If \[\sin^{ - 1}x + \sin^{ - 1}y = \dfrac{\pi }{2}\]. Then what is the value of \[\dfrac{{dy}}{{dx}}\]?
A. \[\dfrac{x}{y}\]
B. \[\dfrac{{ - x}}{y}\]
C. \[\dfrac{y}{x}\]
D. \[\dfrac{{ - y}}{x}\]

Answer 1

Hint: Solve the given trigonometric equation u\sing the inverse trigonometric functions. Then differentiate the function with respect to \[x\] and get the required answer.

Formula used:
\[\sin^{ - 1}x + \cos^{ - 1}x = \dfrac{\pi }{2}\]
\[\cos\left( {si{n^{ - 1}}x} \right) = \sqrt {1 - {x^2}} \]
\[\dfrac{d}{{dx}}\left( {\sqrt x } \right) = \dfrac{1}{{2\sqrt x }}\]
\[\dfrac{d}{{dx}}\left( {{x^n}} \right) = n{x^{\left( {n - 1} \right)}}\]
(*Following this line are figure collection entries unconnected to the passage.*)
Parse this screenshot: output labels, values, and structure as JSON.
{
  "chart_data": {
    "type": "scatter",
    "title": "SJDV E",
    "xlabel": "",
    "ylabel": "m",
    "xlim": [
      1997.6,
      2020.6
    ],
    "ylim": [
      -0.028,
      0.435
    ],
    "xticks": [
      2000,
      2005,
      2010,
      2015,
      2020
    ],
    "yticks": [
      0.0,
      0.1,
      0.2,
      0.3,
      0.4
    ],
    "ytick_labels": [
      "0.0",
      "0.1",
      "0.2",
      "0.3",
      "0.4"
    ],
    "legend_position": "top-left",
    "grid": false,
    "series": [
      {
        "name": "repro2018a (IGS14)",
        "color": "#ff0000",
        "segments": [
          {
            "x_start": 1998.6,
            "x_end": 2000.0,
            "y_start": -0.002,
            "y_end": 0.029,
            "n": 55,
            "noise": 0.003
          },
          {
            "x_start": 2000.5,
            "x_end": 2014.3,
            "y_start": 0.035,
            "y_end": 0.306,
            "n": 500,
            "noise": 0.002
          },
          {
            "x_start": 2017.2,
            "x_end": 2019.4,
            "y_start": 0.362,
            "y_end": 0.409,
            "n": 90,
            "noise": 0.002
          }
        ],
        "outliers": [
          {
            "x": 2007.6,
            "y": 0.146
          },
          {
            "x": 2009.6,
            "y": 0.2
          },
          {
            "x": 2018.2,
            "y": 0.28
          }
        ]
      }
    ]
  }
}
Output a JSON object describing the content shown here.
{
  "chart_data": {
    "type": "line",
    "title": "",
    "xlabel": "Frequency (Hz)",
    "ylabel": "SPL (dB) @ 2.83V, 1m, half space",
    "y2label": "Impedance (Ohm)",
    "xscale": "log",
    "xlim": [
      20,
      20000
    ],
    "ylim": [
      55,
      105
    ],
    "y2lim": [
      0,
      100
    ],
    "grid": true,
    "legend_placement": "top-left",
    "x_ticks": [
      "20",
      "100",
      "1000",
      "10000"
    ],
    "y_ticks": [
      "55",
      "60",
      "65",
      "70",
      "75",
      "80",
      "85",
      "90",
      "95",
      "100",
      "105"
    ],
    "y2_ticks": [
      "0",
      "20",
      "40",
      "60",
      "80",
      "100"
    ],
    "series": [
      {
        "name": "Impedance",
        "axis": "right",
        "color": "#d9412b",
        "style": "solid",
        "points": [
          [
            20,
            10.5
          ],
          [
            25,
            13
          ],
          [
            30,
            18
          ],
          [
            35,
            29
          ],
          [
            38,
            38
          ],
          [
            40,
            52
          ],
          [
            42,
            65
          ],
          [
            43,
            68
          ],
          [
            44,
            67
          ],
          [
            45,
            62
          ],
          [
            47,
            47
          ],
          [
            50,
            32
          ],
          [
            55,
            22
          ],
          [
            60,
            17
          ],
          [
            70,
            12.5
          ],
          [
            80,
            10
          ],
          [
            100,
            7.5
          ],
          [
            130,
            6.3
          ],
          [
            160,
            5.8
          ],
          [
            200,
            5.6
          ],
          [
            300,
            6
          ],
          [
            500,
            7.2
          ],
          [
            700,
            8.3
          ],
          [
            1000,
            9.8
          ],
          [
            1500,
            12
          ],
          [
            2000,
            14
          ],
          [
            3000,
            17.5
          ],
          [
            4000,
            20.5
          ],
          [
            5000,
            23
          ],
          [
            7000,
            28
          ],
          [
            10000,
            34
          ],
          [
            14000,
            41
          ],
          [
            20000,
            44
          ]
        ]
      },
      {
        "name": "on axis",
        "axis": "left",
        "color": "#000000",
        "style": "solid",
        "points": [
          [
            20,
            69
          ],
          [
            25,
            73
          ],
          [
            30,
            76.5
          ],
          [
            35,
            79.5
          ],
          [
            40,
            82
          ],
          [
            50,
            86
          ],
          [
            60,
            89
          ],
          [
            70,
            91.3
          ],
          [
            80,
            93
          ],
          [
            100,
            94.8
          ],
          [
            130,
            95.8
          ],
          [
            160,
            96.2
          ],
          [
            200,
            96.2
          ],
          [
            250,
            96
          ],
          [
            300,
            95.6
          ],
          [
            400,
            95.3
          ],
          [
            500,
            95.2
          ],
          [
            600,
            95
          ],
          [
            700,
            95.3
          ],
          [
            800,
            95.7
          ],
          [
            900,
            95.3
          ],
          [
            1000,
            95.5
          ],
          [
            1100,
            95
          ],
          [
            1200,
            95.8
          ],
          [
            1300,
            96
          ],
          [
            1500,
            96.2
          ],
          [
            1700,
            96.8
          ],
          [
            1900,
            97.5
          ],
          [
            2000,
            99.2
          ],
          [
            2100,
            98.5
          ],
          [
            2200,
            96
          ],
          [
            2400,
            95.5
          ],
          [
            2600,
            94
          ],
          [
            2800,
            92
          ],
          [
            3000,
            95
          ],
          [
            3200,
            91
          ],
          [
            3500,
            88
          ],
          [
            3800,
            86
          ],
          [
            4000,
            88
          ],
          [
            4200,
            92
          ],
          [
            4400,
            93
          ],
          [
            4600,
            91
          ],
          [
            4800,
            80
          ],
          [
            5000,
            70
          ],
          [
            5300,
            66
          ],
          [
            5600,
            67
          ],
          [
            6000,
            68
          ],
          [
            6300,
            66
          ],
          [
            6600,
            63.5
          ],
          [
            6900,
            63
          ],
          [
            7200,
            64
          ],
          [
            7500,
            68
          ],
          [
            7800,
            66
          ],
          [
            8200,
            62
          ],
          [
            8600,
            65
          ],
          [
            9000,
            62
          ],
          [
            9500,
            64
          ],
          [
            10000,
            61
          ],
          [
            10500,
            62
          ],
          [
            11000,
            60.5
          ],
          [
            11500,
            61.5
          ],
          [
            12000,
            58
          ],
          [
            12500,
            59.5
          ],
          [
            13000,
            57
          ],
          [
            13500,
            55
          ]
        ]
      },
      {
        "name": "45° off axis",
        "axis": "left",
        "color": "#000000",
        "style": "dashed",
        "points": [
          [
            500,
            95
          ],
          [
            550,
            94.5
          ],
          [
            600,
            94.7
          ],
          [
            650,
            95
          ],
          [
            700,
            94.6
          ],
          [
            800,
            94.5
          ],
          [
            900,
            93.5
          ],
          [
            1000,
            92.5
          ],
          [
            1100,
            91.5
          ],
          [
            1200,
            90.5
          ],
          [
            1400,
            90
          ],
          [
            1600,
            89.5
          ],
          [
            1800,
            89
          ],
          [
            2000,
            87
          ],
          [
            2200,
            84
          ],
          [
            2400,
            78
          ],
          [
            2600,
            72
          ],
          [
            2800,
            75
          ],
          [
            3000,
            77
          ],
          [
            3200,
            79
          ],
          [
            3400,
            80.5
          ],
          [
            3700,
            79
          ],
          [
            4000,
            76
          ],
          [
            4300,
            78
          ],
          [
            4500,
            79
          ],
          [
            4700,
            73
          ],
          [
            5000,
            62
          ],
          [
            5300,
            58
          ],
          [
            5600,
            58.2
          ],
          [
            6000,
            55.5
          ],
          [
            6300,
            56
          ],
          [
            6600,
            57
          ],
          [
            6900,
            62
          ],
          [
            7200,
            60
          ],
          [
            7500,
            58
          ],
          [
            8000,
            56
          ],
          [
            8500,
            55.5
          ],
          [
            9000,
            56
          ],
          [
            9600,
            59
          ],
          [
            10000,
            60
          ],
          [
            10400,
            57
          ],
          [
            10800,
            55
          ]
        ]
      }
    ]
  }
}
Complete step by step solution:
The given trigonometric equation is \[\sin^{ - 1}x + \sin^{ - 1}y = \dfrac{\pi }{2}\].
Let’s simplify the given equation.
\[\sin^{ - 1}x = \dfrac{\pi }{2} - \sin^{ - 1}y\]
Now apply the formula \[\sin^{ - 1}x + \cos^{ - 1}x = \dfrac{\pi }{2}\] on the right-hand side.
\[\sin^{ - 1}x = \cos^{ - 1}y\]
Apply the formula \[\cos\left( {\sin^{ - 1}x} \right) = \sqrt {1 - {x^2}} \] on the left-hand side.
\[\cos^{ - 1}\sqrt {1 - {x^2}} = \cos^{ - 1}y\]
\[ \Rightarrow \]\[y = \sqrt {1 - {x^2}} \]
Differentiate the above equation with respect to \[x\].
\[\dfrac{{dy}}{{dx}} = \dfrac{d}{{dx}}\left( {\sqrt {1 - {x^2}} } \right)\]
\[ \Rightarrow \]\[\dfrac{{dy}}{{dx}} = \dfrac{1}{{2\sqrt {1 - {x^2}} }}\dfrac{{dy}}{{dx}}\left( {1 - {x^2}} \right)\] [Since \[\dfrac{d}{{dx}}\left( {\sqrt x } \right) = \dfrac{1}{{2\sqrt x }}\]]
\[ \Rightarrow \]\[\dfrac{{dy}}{{dx}} = \dfrac{1}{{2\sqrt {1 - {x^2}} }}\left( { - 2x} \right)\] [ Since \[\dfrac{d}{{dx}}\left( {{x^n}} \right) = n{x^{\left( {n - 1} \right)}}\]]
\[ \Rightarrow \]\[\dfrac{{dy}}{{dx}} = \dfrac{{ - x}}{{\sqrt {1 - {x^2}} }}\]
Now substitute \[\sqrt {1 - {x^2}} = y\] in the above equation.
\[\dfrac{{dy}}{{dx}} = \dfrac{{ - x}}{y}\]
Hence the correct option is B.

Note: The inverse trigonometric functions are the inverse functions of basic trigonometric functions sine, cosine, tangent, cosecant, secant, and cotangent. It is used to find the angles with any trigonometric ratio.